Die Debatte wird live im Parlamentsfernsehen, im Internet auf www.bundestag.de und auf mobilen Endgeräten übertragen.
Bei der Berechnung der Sitzzuteilung im Bundestag, die nun neu geregelt werden soll, hat sich ein "für den Wähler kaum noch nachzuvollziehendes Regelungsgeflecht" entwickelt, wie es in einem der zahlreichen Wahlrechtsurteile aus Karlsruhe heißt.
Als verfassungswidrigen Effekt dieses Regelungsgeflechts hat das Verfassungsgericht 2008 das sogenannte negative Stimmgewicht gerügt; die paradoxe Situation, dass mehr Zweitstimmen für eine Partei zu weniger Sitzen dieser Partei im Bundestag führen können.
Auch wenn der Effekt des negativen Stimmrechts "von unterschiedlichen Zusammenhängen" abhängt, wie es in dem Karlsruher Wahlrechtsurteil von 2008 heißt, sei damit jedenfalls "regelmäßig dann zu rechnen, wenn bei einer Wahl Überhangmandate entstehen". Als zulässige Höchstgrenze für Überhangmandate ohne Ausgleich haben die Verfassungsrichter in ihrem Wahlrechtsurteil von 2012 "etwa 15" festgesetzt.
Weiter bestimmte das Gericht, dass den Bundesländern nicht länger Sitzkontingente nach der Wählerzahl zugeordnet werden dürften.

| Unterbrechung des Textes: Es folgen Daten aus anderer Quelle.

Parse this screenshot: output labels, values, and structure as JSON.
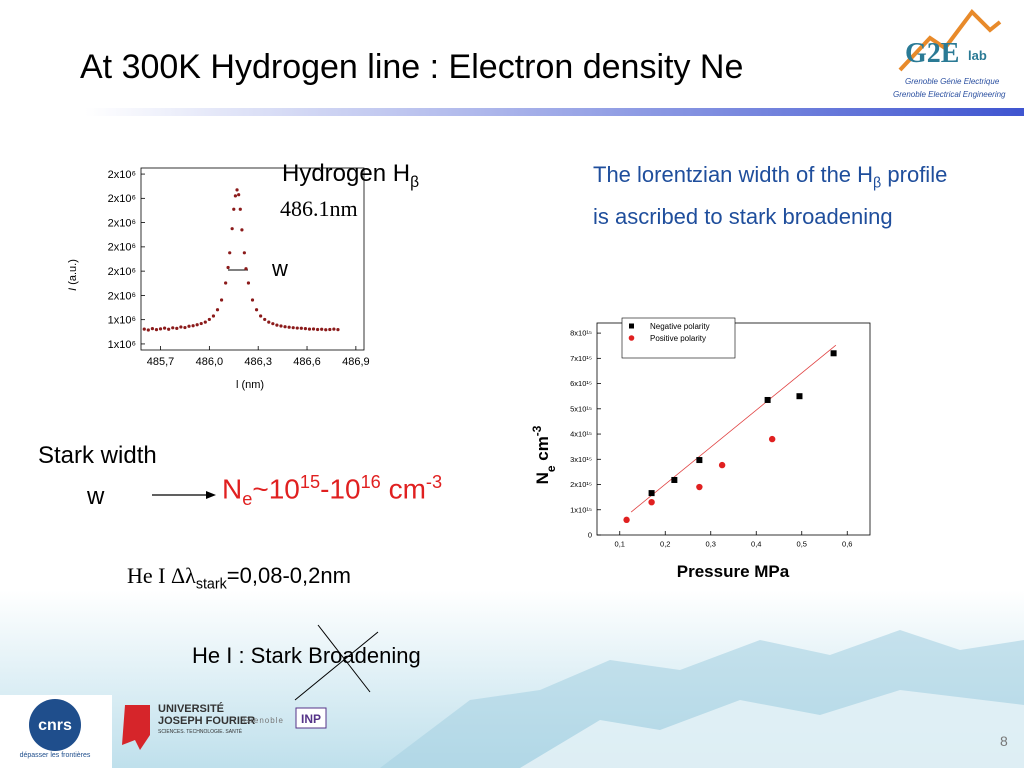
{
  "title": "At 300K Hydrogen line : Electron density Ne",
  "hbeta": [
    {
      "text": "Hydrogen H"
    },
    {
      "text": "β",
      "pos": "sub"
    }
  ],
  "wavelength": "486.1nm",
  "peak_width_label": "w",
  "description": [
    {
      "text": "The lorentzian width of the H"
    },
    {
      "text": "β",
      "pos": "sub"
    },
    {
      "text": " profile is ascribed to stark broadening"
    }
  ],
  "stark_width": "Stark width",
  "stark_w": "w",
  "density": [
    {
      "text": "N"
    },
    {
      "text": "e",
      "pos": "sub"
    },
    {
      "text": "~10"
    },
    {
      "text": "15",
      "pos": "sup"
    },
    {
      "text": "-10"
    },
    {
      "text": "16",
      "pos": "sup"
    },
    {
      "text": " cm"
    },
    {
      "text": "-3",
      "pos": "sup"
    }
  ],
  "he_width": [
    {
      "text": "He I  ",
      "font": "serif"
    },
    {
      "text": "Δλ",
      "font": "serif"
    },
    {
      "text": "stark",
      "pos": "sub"
    },
    {
      "text": "=0,08-0,2nm"
    }
  ],
  "he_stark": "He I : Stark Broadening",
  "page_number": 8,
  "logos": {
    "g2e": {
      "name": "G2E",
      "suffix": "lab",
      "line1": "Grenoble  Génie  Electrique",
      "line2": "Grenoble Electrical Engineering"
    },
    "cnrs": {
      "name": "cnrs",
      "motto": "dépasser les frontières"
    },
    "ujf": {
      "line1": "UNIVERSITÉ",
      "line2": "JOSEPH FOURIER",
      "line3": "SCIENCES. TECHNOLOGIE. SANTÉ"
    },
    "inp": {
      "city": "Grenoble",
      "name": "INP"
    }
  },
  "chart_data": [
    {
      "type": "scatter",
      "xlabel": [
        {
          "text": "l (nm)"
        }
      ],
      "ylabel": [
        {
          "text": "I",
          "style": "italic"
        },
        {
          "text": " (a.u.)"
        }
      ],
      "xlim": [
        485.58,
        486.95
      ],
      "ylim": [
        1150000,
        2650000
      ],
      "xticks": [
        {
          "value": 485.7,
          "label": "485,7"
        },
        {
          "value": 486.0,
          "label": "486,0"
        },
        {
          "value": 486.3,
          "label": "486,3"
        },
        {
          "value": 486.6,
          "label": "486,6"
        },
        {
          "value": 486.9,
          "label": "486,9"
        }
      ],
      "yticks": [
        {
          "value": 1200000,
          "label": "1x10⁶"
        },
        {
          "value": 1400000,
          "label": "1x10⁶"
        },
        {
          "value": 1600000,
          "label": "2x10⁶"
        },
        {
          "value": 1800000,
          "label": "2x10⁶"
        },
        {
          "value": 2000000,
          "label": "2x10⁶"
        },
        {
          "value": 2200000,
          "label": "2x10⁶"
        },
        {
          "value": 2400000,
          "label": "2x10⁶"
        },
        {
          "value": 2600000,
          "label": "2x10⁶"
        }
      ],
      "color": "#8b1a1a",
      "x": [
        485.6,
        485.625,
        485.65,
        485.675,
        485.7,
        485.725,
        485.75,
        485.775,
        485.8,
        485.825,
        485.85,
        485.875,
        485.9,
        485.925,
        485.95,
        485.975,
        486.0,
        486.025,
        486.05,
        486.075,
        486.1,
        486.115,
        486.125,
        486.14,
        486.15,
        486.16,
        486.17,
        486.18,
        486.19,
        486.2,
        486.215,
        486.225,
        486.24,
        486.265,
        486.29,
        486.315,
        486.34,
        486.365,
        486.39,
        486.415,
        486.44,
        486.465,
        486.49,
        486.515,
        486.54,
        486.565,
        486.59,
        486.615,
        486.64,
        486.665,
        486.69,
        486.715,
        486.74,
        486.765,
        486.79
      ],
      "values": [
        1322000,
        1315000,
        1326000,
        1318000,
        1324000,
        1330000,
        1321000,
        1333000,
        1328000,
        1340000,
        1335000,
        1346000,
        1350000,
        1358000,
        1368000,
        1380000,
        1402000,
        1430000,
        1482000,
        1562000,
        1702000,
        1830000,
        1951000,
        2150000,
        2310000,
        2420000,
        2470000,
        2430000,
        2310000,
        2140000,
        1951000,
        1820000,
        1702000,
        1562000,
        1482000,
        1430000,
        1402000,
        1380000,
        1367000,
        1355000,
        1348000,
        1342000,
        1338000,
        1334000,
        1331000,
        1329000,
        1326000,
        1322000,
        1323000,
        1319000,
        1321000,
        1317000,
        1319000,
        1322000,
        1318000
      ]
    },
    {
      "type": "scatter",
      "xlabel": [
        {
          "text": "Pressure MPa"
        }
      ],
      "ylabel": [
        {
          "text": "N"
        },
        {
          "text": "e",
          "pos": "sub"
        },
        {
          "text": " cm"
        },
        {
          "text": "-3",
          "pos": "sup"
        }
      ],
      "xlim": [
        0.05,
        0.65
      ],
      "ylim": [
        0,
        8400000000000000.0
      ],
      "xticks": [
        {
          "value": 0.1,
          "label": "0,1"
        },
        {
          "value": 0.2,
          "label": "0,2"
        },
        {
          "value": 0.3,
          "label": "0,3"
        },
        {
          "value": 0.4,
          "label": "0,4"
        },
        {
          "value": 0.5,
          "label": "0,5"
        },
        {
          "value": 0.6,
          "label": "0,6"
        }
      ],
      "yticks": [
        0,
        {
          "value": 1000000000000000.0,
          "label": "1x10¹⁵"
        },
        {
          "value": 2000000000000000.0,
          "label": "2x10¹⁵"
        },
        {
          "value": 3000000000000000.0,
          "label": "3x10¹⁵"
        },
        {
          "value": 4000000000000000.0,
          "label": "4x10¹⁵"
        },
        {
          "value": 5000000000000000.0,
          "label": "5x10¹⁵"
        },
        {
          "value": 6000000000000000.0,
          "label": "6x10¹⁵"
        },
        {
          "value": 7000000000000000.0,
          "label": "7x10¹⁵"
        },
        {
          "value": 8000000000000000.0,
          "label": "8x10¹⁵"
        }
      ],
      "legend": "top",
      "series": [
        {
          "name": "Negative polarity",
          "color": "#000000",
          "marker": "square",
          "x": [
            0.17,
            0.22,
            0.275,
            0.425,
            0.495,
            0.57
          ],
          "values": [
            1660000000000000.0,
            2180000000000000.0,
            2970000000000000.0,
            5350000000000000.0,
            5500000000000000.0,
            7200000000000000.0
          ]
        },
        {
          "name": "Positive polarity",
          "color": "#e02020",
          "marker": "circle",
          "x": [
            0.115,
            0.17,
            0.275,
            0.325,
            0.435
          ],
          "values": [
            600000000000000.0,
            1300000000000000.0,
            1900000000000000.0,
            2770000000000000.0,
            3800000000000000.0
          ]
        }
      ],
      "fit_line": {
        "color": "#e04040",
        "x": [
          0.125,
          0.575
        ],
        "values": [
          910000000000000.0,
          7520000000000000.0
        ]
      }
    }
  ]
}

Der Gesetzentwurf der Fraktionen sieht deshalb vor, dass künftig der Bevölkerungsanteil der Länder maßgeblich für die Sitzzuteilung sein soll.
Die politisch zentrale Neuerung der Reform betrifft jedoch die Überhangmandate. Erringt eine Partei mehr Direktmandate als es ihrem Zweitstimmenanteil entspricht, sollen Ausgleichsmandate an die anderen Parteien vergeben werden bis die Gesamtzahl der Mandate pro Partei (Direktmandate plus Listenmandate) den Anteil der für die Parteien abgegebenen Zweitstimmen möglichst genau wiedergibt.

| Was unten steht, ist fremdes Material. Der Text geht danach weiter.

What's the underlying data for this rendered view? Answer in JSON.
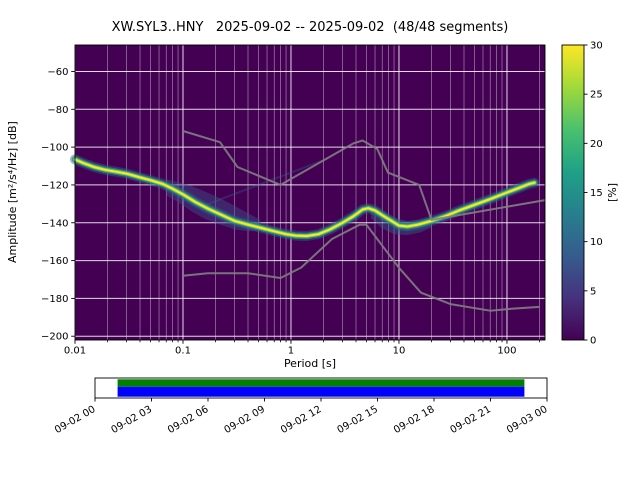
{
  "figure": {
    "background": "#ffffff"
  },
  "chart_data": {
    "type": "heatmap",
    "title": "XW.SYL3..HNY   2025-09-02 -- 2025-09-02  (48/48 segments)",
    "xlabel": "Period [s]",
    "ylabel": "Amplitude [m²/s⁴/Hz] [dB]",
    "xscale": "log",
    "xlim": [
      0.01,
      225
    ],
    "ylim": [
      -202,
      -46
    ],
    "plot_bg": "#440154",
    "grid_color": "#ffffff",
    "x_ticks": [
      {
        "value": 0.01,
        "label": "0.01"
      },
      {
        "value": 0.1,
        "label": "0.1"
      },
      {
        "value": 1,
        "label": "1"
      },
      {
        "value": 10,
        "label": "10"
      },
      {
        "value": 100,
        "label": "100"
      }
    ],
    "y_ticks": [
      {
        "value": -60,
        "label": "−60"
      },
      {
        "value": -80,
        "label": "−80"
      },
      {
        "value": -100,
        "label": "−100"
      },
      {
        "value": -120,
        "label": "−120"
      },
      {
        "value": -140,
        "label": "−140"
      },
      {
        "value": -160,
        "label": "−160"
      },
      {
        "value": -180,
        "label": "−180"
      },
      {
        "value": -200,
        "label": "−200"
      }
    ],
    "colormap_stops": [
      "#440154",
      "#46327e",
      "#365c8d",
      "#277f8e",
      "#1fa187",
      "#4ac16d",
      "#a0da39",
      "#fde725"
    ],
    "colorbar": {
      "label": "[%]",
      "min": 0,
      "max": 30,
      "ticks": [
        {
          "value": 0,
          "label": "0"
        },
        {
          "value": 5,
          "label": "5"
        },
        {
          "value": 10,
          "label": "10"
        },
        {
          "value": 15,
          "label": "15"
        },
        {
          "value": 20,
          "label": "20"
        },
        {
          "value": 25,
          "label": "25"
        },
        {
          "value": 30,
          "label": "30"
        }
      ]
    },
    "psd_mode": {
      "description": "Bright ridge of the PPSD histogram (period s, amplitude dB)",
      "points": [
        [
          0.01,
          -106.5
        ],
        [
          0.012,
          -108.5
        ],
        [
          0.015,
          -110.5
        ],
        [
          0.019,
          -112.0
        ],
        [
          0.024,
          -113.0
        ],
        [
          0.03,
          -114.0
        ],
        [
          0.04,
          -116.0
        ],
        [
          0.05,
          -117.5
        ],
        [
          0.065,
          -119.5
        ],
        [
          0.08,
          -122.0
        ],
        [
          0.1,
          -125.0
        ],
        [
          0.13,
          -129.0
        ],
        [
          0.17,
          -132.5
        ],
        [
          0.22,
          -135.5
        ],
        [
          0.3,
          -139.0
        ],
        [
          0.4,
          -141.0
        ],
        [
          0.55,
          -143.0
        ],
        [
          0.7,
          -144.5
        ],
        [
          0.9,
          -146.0
        ],
        [
          1.1,
          -146.8
        ],
        [
          1.4,
          -147.0
        ],
        [
          1.8,
          -146.0
        ],
        [
          2.3,
          -143.5
        ],
        [
          3.0,
          -140.0
        ],
        [
          3.8,
          -136.5
        ],
        [
          4.6,
          -133.0
        ],
        [
          5.2,
          -132.3
        ],
        [
          6.0,
          -133.5
        ],
        [
          7.0,
          -136.0
        ],
        [
          8.5,
          -139.0
        ],
        [
          10.0,
          -141.5
        ],
        [
          12.0,
          -142.0
        ],
        [
          15.0,
          -141.0
        ],
        [
          20.0,
          -139.0
        ],
        [
          27.0,
          -136.5
        ],
        [
          36.0,
          -133.5
        ],
        [
          50.0,
          -130.5
        ],
        [
          70.0,
          -127.5
        ],
        [
          100.0,
          -124.0
        ],
        [
          130.0,
          -121.5
        ],
        [
          160.0,
          -119.5
        ],
        [
          180.0,
          -118.8
        ]
      ]
    },
    "band_layers": [
      {
        "width": 10,
        "color": "#355f8d",
        "opacity": 0.45
      },
      {
        "width": 6.5,
        "color": "#21918c",
        "opacity": 0.8
      },
      {
        "width": 3.8,
        "color": "#6ece58",
        "opacity": 0.95
      },
      {
        "width": 2.0,
        "color": "#fde725",
        "opacity": 1.0
      }
    ],
    "spread_regions": [
      {
        "color": "#3b528b",
        "opacity": 0.45,
        "polygon": [
          [
            0.07,
            -117.0
          ],
          [
            0.09,
            -118.5
          ],
          [
            0.12,
            -120.5
          ],
          [
            0.16,
            -123.5
          ],
          [
            0.22,
            -127.0
          ],
          [
            0.3,
            -131.0
          ],
          [
            0.4,
            -135.0
          ],
          [
            0.52,
            -138.5
          ],
          [
            0.52,
            -144.0
          ],
          [
            0.4,
            -144.5
          ],
          [
            0.3,
            -143.5
          ],
          [
            0.22,
            -141.0
          ],
          [
            0.16,
            -138.0
          ],
          [
            0.12,
            -134.0
          ],
          [
            0.09,
            -129.0
          ],
          [
            0.07,
            -125.5
          ]
        ]
      },
      {
        "color": "#31688e",
        "opacity": 0.4,
        "polygon": [
          [
            5.5,
            -131.5
          ],
          [
            7.0,
            -134.5
          ],
          [
            9.0,
            -137.5
          ],
          [
            12.0,
            -139.0
          ],
          [
            16.0,
            -138.5
          ],
          [
            20.0,
            -137.0
          ],
          [
            20.0,
            -142.5
          ],
          [
            16.0,
            -145.0
          ],
          [
            12.0,
            -146.5
          ],
          [
            9.0,
            -146.0
          ],
          [
            7.0,
            -143.0
          ],
          [
            5.5,
            -137.5
          ]
        ]
      }
    ],
    "artifact_line": {
      "points": [
        [
          0.14,
          -132
        ],
        [
          2.2,
          -106
        ]
      ],
      "color": "#31688e",
      "opacity": 0.33,
      "width": 2
    },
    "noise_models": {
      "color": "#7f7f7f",
      "width": 2,
      "nhnm": [
        [
          0.1,
          -91.5
        ],
        [
          0.22,
          -97.4
        ],
        [
          0.32,
          -110.5
        ],
        [
          0.8,
          -120.0
        ],
        [
          3.8,
          -98.0
        ],
        [
          4.6,
          -96.5
        ],
        [
          6.3,
          -101.0
        ],
        [
          7.9,
          -113.5
        ],
        [
          15.4,
          -120.0
        ],
        [
          20.0,
          -138.5
        ],
        [
          225.0,
          -128.0
        ]
      ],
      "nlnm": [
        [
          0.1,
          -168.0
        ],
        [
          0.17,
          -166.7
        ],
        [
          0.4,
          -166.7
        ],
        [
          0.8,
          -169.2
        ],
        [
          1.24,
          -163.7
        ],
        [
          2.4,
          -148.6
        ],
        [
          4.3,
          -141.1
        ],
        [
          5.0,
          -141.1
        ],
        [
          10.0,
          -163.8
        ],
        [
          16.0,
          -177.0
        ],
        [
          30.0,
          -183.0
        ],
        [
          70.0,
          -186.5
        ],
        [
          110.0,
          -185.5
        ],
        [
          200.0,
          -184.5
        ]
      ]
    },
    "coverage": {
      "tick_labels": [
        "09-02 00",
        "09-02 03",
        "09-02 06",
        "09-02 09",
        "09-02 12",
        "09-02 15",
        "09-02 18",
        "09-02 21",
        "09-03 00"
      ],
      "segments_color": "#008000",
      "data_color": "#0000ff",
      "start_frac": 0.05,
      "end_frac": 0.95
    }
  }
}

Die Wirkung der Überhangmandate soll also vollständig neutralisiert werden. Diesen Weg hatte die SPD-Fraktion bereits bei der letzten Wahlrechtsreform vorgeschlagen. Die Unionsparteien, die bei der Bundestagswahl 2009 alle 24 Überhangmandate erhielten, setzten 2011 jedoch gemeinsam mit der FDP durch, dass die Überhangmandate durch die Neuregelung nicht angetastet wurden.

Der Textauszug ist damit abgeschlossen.